The patient tolerated the course of Rhimmune suppression with no apparent adverse reaction except for the local tenderness at the sites of intramuscular injection. Chemically, no fall was observed in haptoglobin levels and the maximum bilirubin level obtained was 0.3 mg. per cent. In the present case, the decision to employ 20 vials of Rh-immune globulin was predicted on previous experiences with at least 12 similar cases in which one of us (W. Q. A.) was asked to consult. There is no known hazard to overtreatment; however, inadequate therapy, i.e., insufficient antibody relative to the volume of circulating antigen, can lead to enhancement of the likelihood of Rh immunization.” Twenty (20) vials of RhoGAM probably represent a somewhat excessive dose after 500 ml. of Rh-positive blood, but our intention was to err on the conservative side.

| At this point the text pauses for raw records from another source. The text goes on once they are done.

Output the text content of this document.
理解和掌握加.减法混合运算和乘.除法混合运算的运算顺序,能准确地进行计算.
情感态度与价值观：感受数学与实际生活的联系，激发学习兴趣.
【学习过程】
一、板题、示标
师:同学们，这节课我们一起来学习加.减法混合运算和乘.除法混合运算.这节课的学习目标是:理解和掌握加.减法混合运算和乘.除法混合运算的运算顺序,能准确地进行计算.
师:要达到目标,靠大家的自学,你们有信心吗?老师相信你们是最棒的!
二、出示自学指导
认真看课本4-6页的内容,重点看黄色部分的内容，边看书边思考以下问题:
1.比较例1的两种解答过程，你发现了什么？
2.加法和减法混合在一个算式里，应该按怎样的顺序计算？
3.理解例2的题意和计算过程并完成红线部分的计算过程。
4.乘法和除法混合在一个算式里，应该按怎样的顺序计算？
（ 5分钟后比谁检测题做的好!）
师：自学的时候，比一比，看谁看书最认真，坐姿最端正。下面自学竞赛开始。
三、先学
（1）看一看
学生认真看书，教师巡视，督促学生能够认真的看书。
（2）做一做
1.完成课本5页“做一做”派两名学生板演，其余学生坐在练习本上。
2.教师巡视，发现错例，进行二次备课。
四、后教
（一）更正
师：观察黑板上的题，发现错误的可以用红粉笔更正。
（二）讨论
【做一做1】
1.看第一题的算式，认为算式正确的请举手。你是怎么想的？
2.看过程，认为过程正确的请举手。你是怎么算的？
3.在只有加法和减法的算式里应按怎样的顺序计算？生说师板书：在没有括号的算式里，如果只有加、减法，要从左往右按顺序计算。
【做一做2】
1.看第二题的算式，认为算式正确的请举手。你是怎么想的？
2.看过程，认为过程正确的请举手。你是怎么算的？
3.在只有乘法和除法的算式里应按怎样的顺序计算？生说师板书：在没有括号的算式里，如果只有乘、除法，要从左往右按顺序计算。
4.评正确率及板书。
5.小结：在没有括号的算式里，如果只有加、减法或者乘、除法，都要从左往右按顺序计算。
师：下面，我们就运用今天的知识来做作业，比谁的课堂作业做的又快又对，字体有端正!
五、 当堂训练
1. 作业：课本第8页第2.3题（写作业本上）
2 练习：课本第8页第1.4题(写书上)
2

Certainly every Rh-negative recipient of Rh-positive blood, regardless of the volume, will not become immunized. In our patient, even a small risk left untreated would be intolerable since she has no living offspring and her husband is homozygous Rh positive. The absence of Rh,(D) in her circulation eight months after transfusion and passive immunization is fair assurance that she has escaped lifelong active Rh immunization. The ultimate test will be an uneventful subsequent pregnancy.
REFERENCES
1. Keith, L., Cuva, A., Houser, K., and Webster, A.: Transfusion 10: 142, 1970. 2. Pollack, W., Gorman, J. G., and Freda, V. J.: Progr. Hematol. 6: 121, 1969.